Given the above fix, I suspect this PR would produce exactly equivalent code to the current code. I'm interested to see whether this is actually the case though.
jameysharp commented on issue #5843:
I'd really like to drop the "Treat br_table with an empty jump table as multiple block exits" workaround. The problem it's dealing with is that the input to such instructions is a register use that RA2 would have to account for when emitting moves between blocks. (I didn't understand that when looking at this with Trevor last week.) However in the only case where this can occur, that use is effectively dead: it can't have any effect on the execution of the program. I don't know if we should just make it illegal to have a
br_table
with an empty jump table (you can always replace it with ajump
), or do a legalization pass at some point, but I don't like kludging the block-lowering order as a "solution".Regarding the edge-splits that this PR removes compared to the existing implementation: The current implementation supports fusing
EdgeAndOrig
orOrigAndEdge
pairs, but if both fusions are legal it picks only one instead of emitting something likeEdgeAndOrigAndEdge
. That's the case this PR improves on. This is mentioned in the module comment://! (note that the edges into CLIF blocks 1 and 2 could be merged with those //! blocks' original bodies, but the out-edges could not because for simplicity //! in the successor-function definition, we only ever merge an edge onto one //! side of an original CLIF block.)

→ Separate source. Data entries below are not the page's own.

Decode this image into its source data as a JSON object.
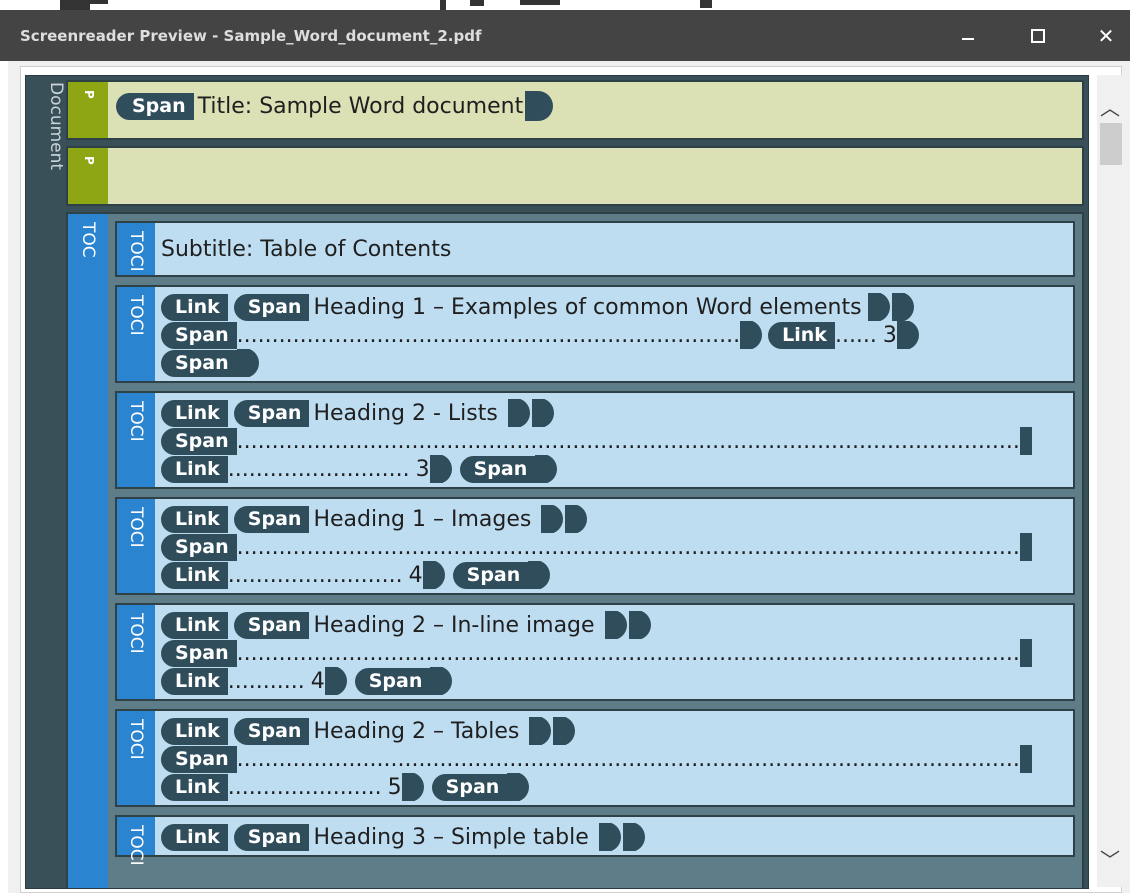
{
  "window": {
    "title": "Screenreader Preview - Sample_Word_document_2.pdf",
    "minimize_label": "–",
    "maximize_label": "□",
    "close_label": "✕"
  },
  "tree": {
    "document_label": "Document",
    "p_label": "P",
    "toc_label": "TOC",
    "toci_label": "TOCI",
    "link_label": "Link",
    "span_label": "Span",
    "title_text": "Title: Sample Word document",
    "subtitle_text": "Subtitle: Table of Contents",
    "entries": [
      {
        "heading": "Heading 1 – Examples of common Word elements",
        "dots1": "........................................................................",
        "dots2": "......",
        "page": "3"
      },
      {
        "heading": "Heading 2 - Lists",
        "dots1": "................................................................................................................",
        "dots2": "..........................",
        "page": "3"
      },
      {
        "heading": "Heading 1 – Images",
        "dots1": "................................................................................................................",
        "dots2": ".........................",
        "page": "4"
      },
      {
        "heading": "Heading 2 – In-line image",
        "dots1": "................................................................................................................",
        "dots2": "...........",
        "page": "4"
      },
      {
        "heading": "Heading 2 – Tables",
        "dots1": "................................................................................................................",
        "dots2": "......................",
        "page": "5"
      },
      {
        "heading": "Heading 3 – Simple table"
      }
    ]
  }
}
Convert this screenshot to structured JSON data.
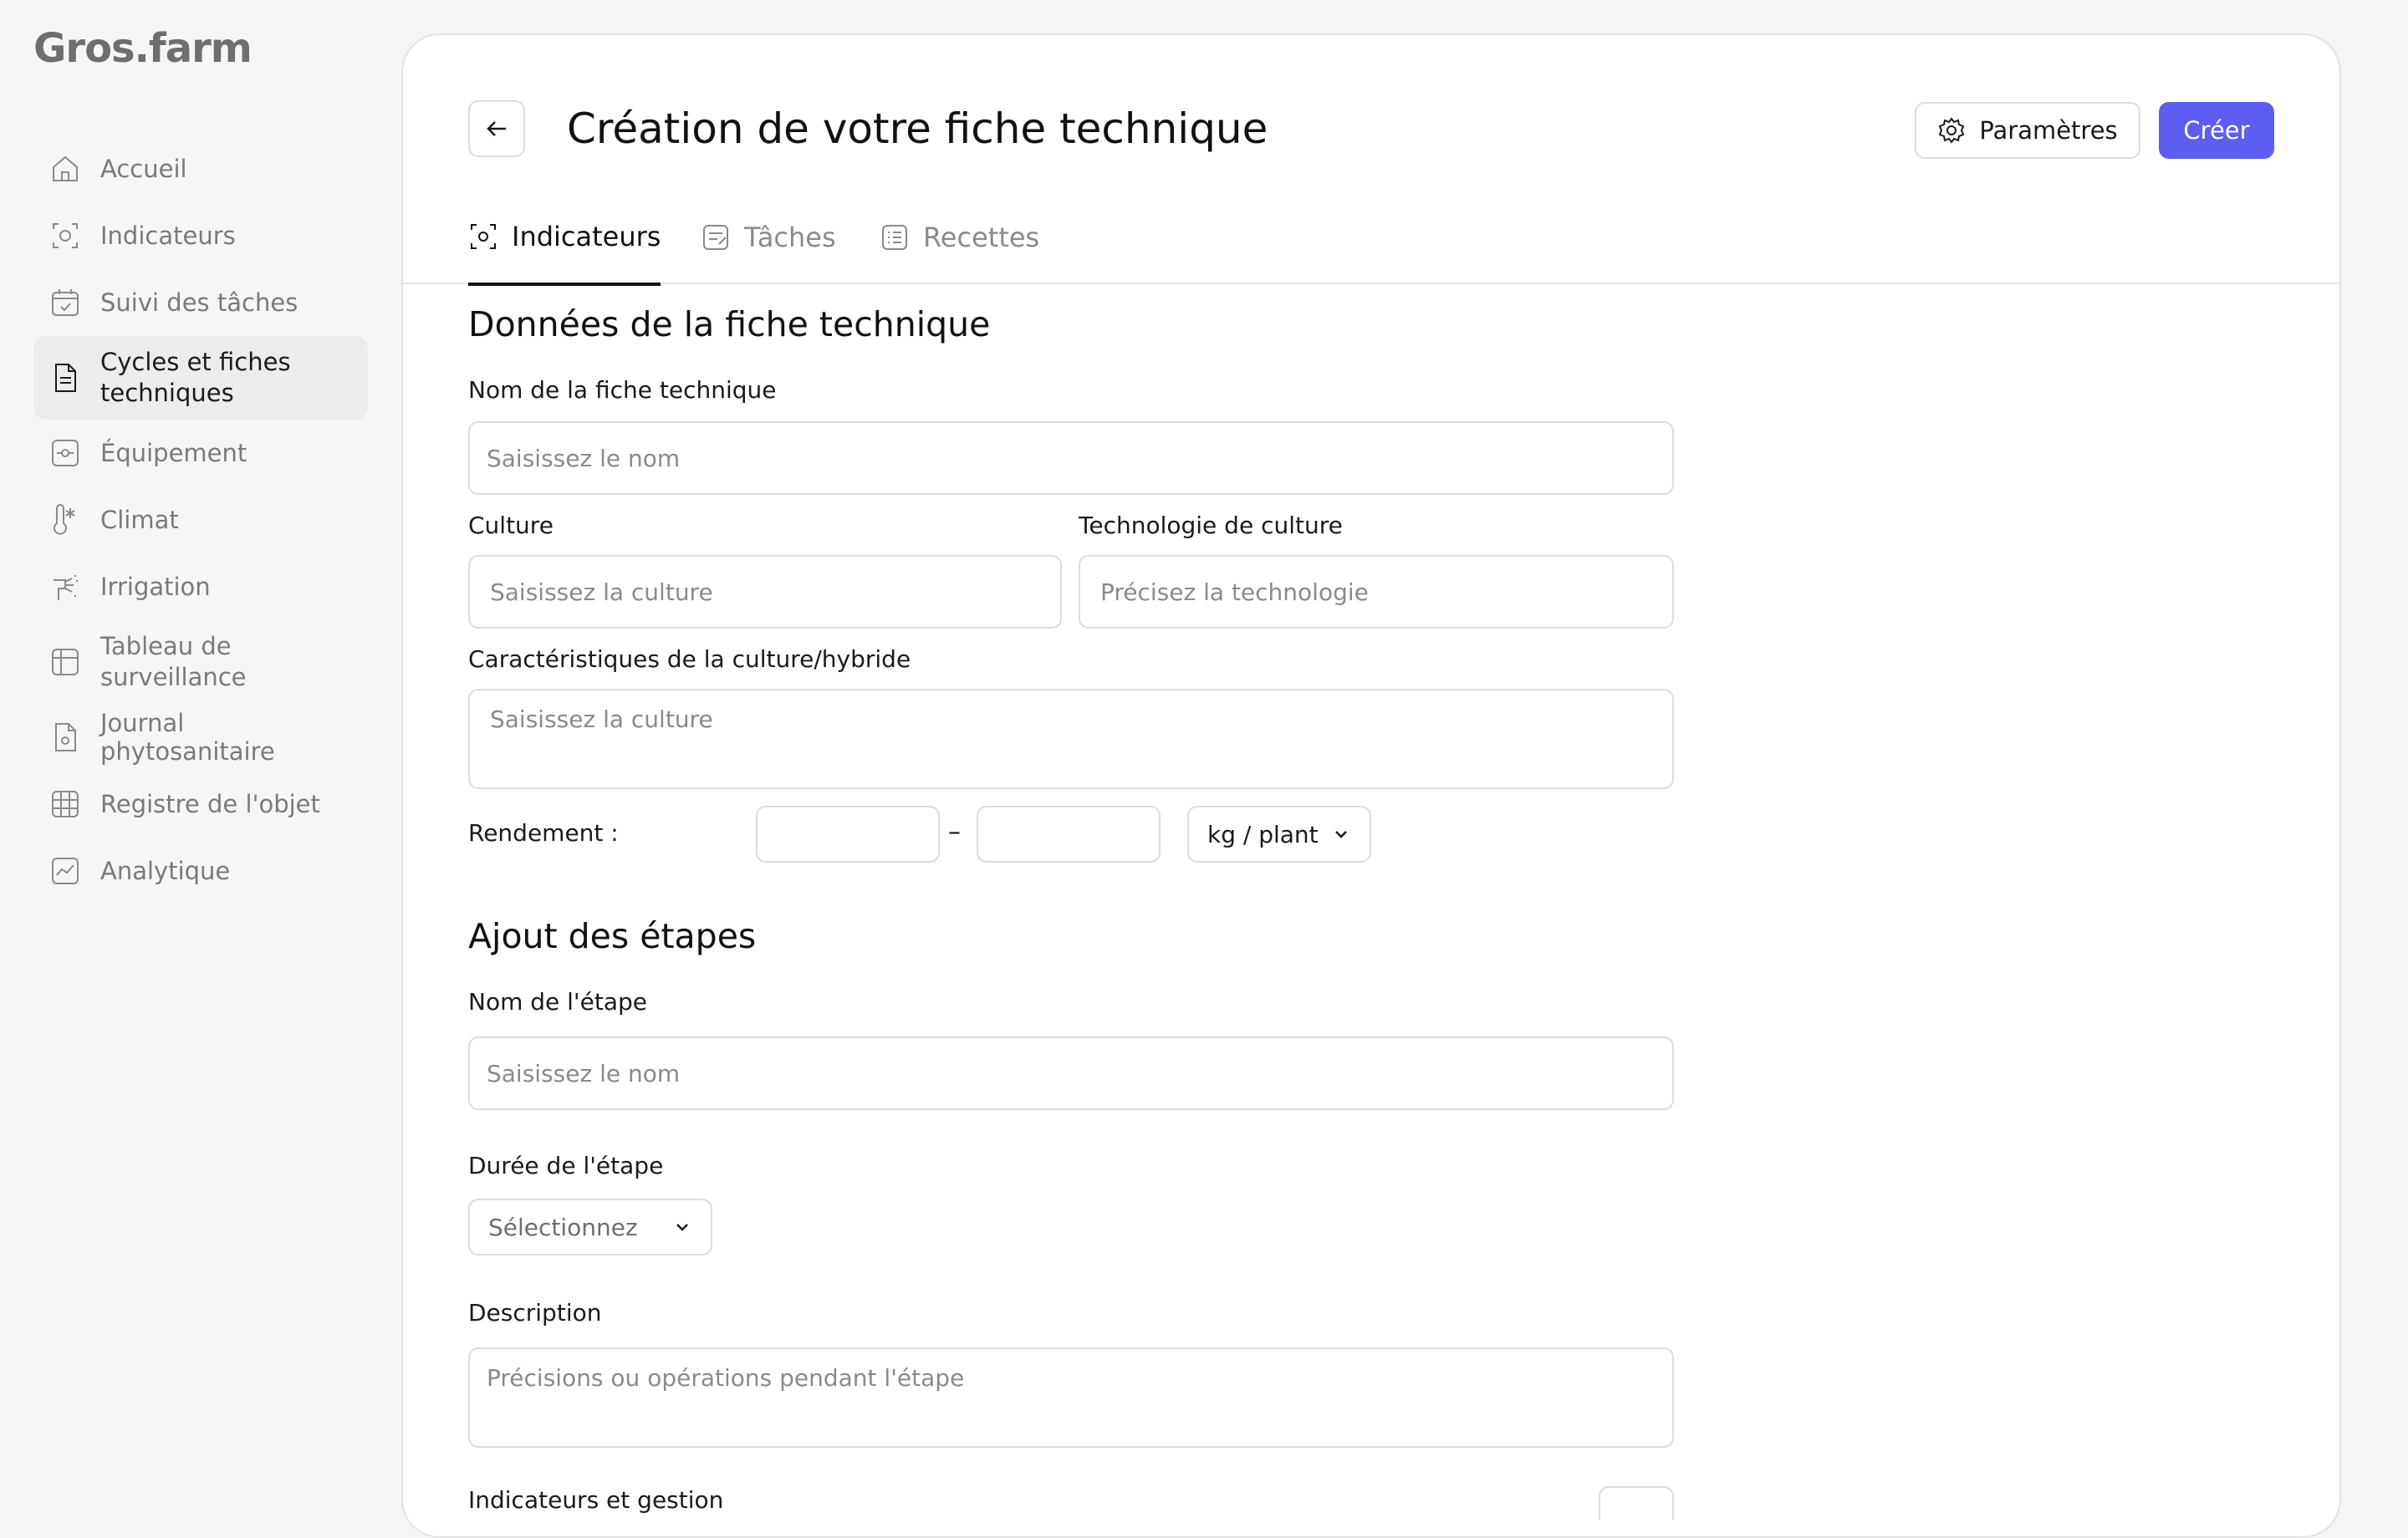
{
  "app": {
    "logo": "Gros.farm"
  },
  "sidebar": {
    "items": [
      {
        "label": "Accueil",
        "icon": "home-icon"
      },
      {
        "label": "Indicateurs",
        "icon": "sensor-icon"
      },
      {
        "label": "Suivi des tâches",
        "icon": "calendar-check-icon"
      },
      {
        "label": "Cycles et fiches techniques",
        "icon": "document-icon",
        "active": true
      },
      {
        "label": "Équipement",
        "icon": "equipment-icon"
      },
      {
        "label": "Climat",
        "icon": "thermometer-icon"
      },
      {
        "label": "Irrigation",
        "icon": "irrigation-icon"
      },
      {
        "label": "Tableau de surveillance",
        "icon": "table-icon"
      },
      {
        "label": "Journal phytosanitaire",
        "icon": "phyto-journal-icon"
      },
      {
        "label": "Registre de l'objet",
        "icon": "grid-icon"
      },
      {
        "label": "Analytique",
        "icon": "analytics-icon"
      }
    ]
  },
  "header": {
    "title": "Création de votre fiche technique",
    "params_label": "Paramètres",
    "create_label": "Créer"
  },
  "tabs": [
    {
      "label": "Indicateurs",
      "active": true
    },
    {
      "label": "Tâches"
    },
    {
      "label": "Recettes"
    }
  ],
  "form": {
    "section_data": "Données de la fiche technique",
    "name_label": "Nom de la fiche technique",
    "name_placeholder": "Saisissez le nom",
    "culture_label": "Culture",
    "culture_placeholder": "Saisissez la culture",
    "tech_label": "Technologie de culture",
    "tech_placeholder": "Précisez la technologie",
    "traits_label": "Caractéristiques de la culture/hybride",
    "traits_placeholder": "Saisissez la culture",
    "yield_label": "Rendement :",
    "yield_min": "",
    "yield_max": "",
    "yield_separator": "–",
    "yield_unit": "kg / plant",
    "section_steps": "Ajout des étapes",
    "step_name_label": "Nom de l'étape",
    "step_name_placeholder": "Saisissez le nom",
    "duration_label": "Durée de l'étape",
    "duration_value": "Sélectionnez",
    "description_label": "Description",
    "description_placeholder": "Précisions ou opérations pendant l'étape",
    "indicators_label": "Indicateurs et gestion"
  },
  "colors": {
    "accent": "#5b5ef0",
    "active_nav_bg": "#ececec"
  }
}
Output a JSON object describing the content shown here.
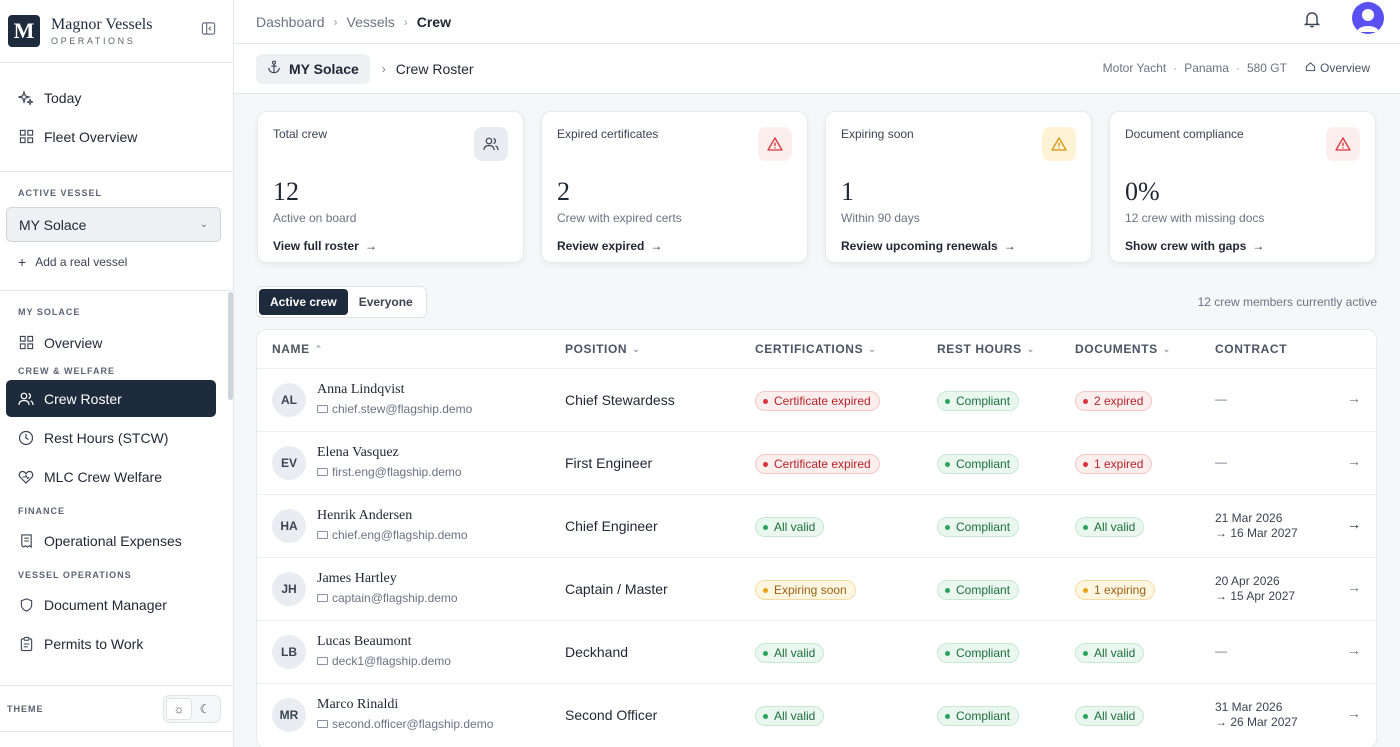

The key observation, I think, is that RA2 can't actually distinguish between
Orig
,EdgeOrig
, andOrigEdge
blocks. The only two kinds of blocks we hand it in machinst/lower.rs are either pure critical-edge splitting blocks without any original instructions in them, or original blocks where RA2 may safely add moves to the beginning and end as needed. This PR makes that distinction explicit.I think you two are talking past each other regarding which edges are critical.
I think the case Chris is talking about is if there are only two blocks (A and B), and A has two edges to B. In that case, yes, both of those edges are critical: they're both edges from a block with multiple successors and to a block with multiple predecessors. As you pointed out, the two edges may have different block parameters so we can't in general place the appropriate moves in either A or B. Those predecessors and successors aren't distinct if we look only at block IDs, but they are distinct edges, and that's what this PR looks at.
The case which Trevor is talking about is when there are four blocks (A, B, C, D), with a conditional branch from A to either B or C, and then B and C both unconditionally branch to D. In that case there are no critical edges, even with block parameters. All of the moves can be attached to block B or C, because they each have exactly one predecessor and one successor. The existing implementation inserts unnecessary edge splits in this case.
I believe this PR already captures the definition that you intended, Chris. It's much simpler than the existing implementation, in my opinion, because it only needs to iterate over all the edges and decide whether each edge is critical or not. That decision is simple after counting all the predecessors and successors of each block.
The only tricky bit in this PR, I think, is in deciding where to insert the edge-splitting blocks in the pre-computed RPO. This PR places them immediately after their predecessors, if I remember correctly, but several other choices would be equally reasonable, I think. There's no "good" choice, as far as I can figure, but this is one choice that I think still produces a valid RPO, which is a reasonable heuristic.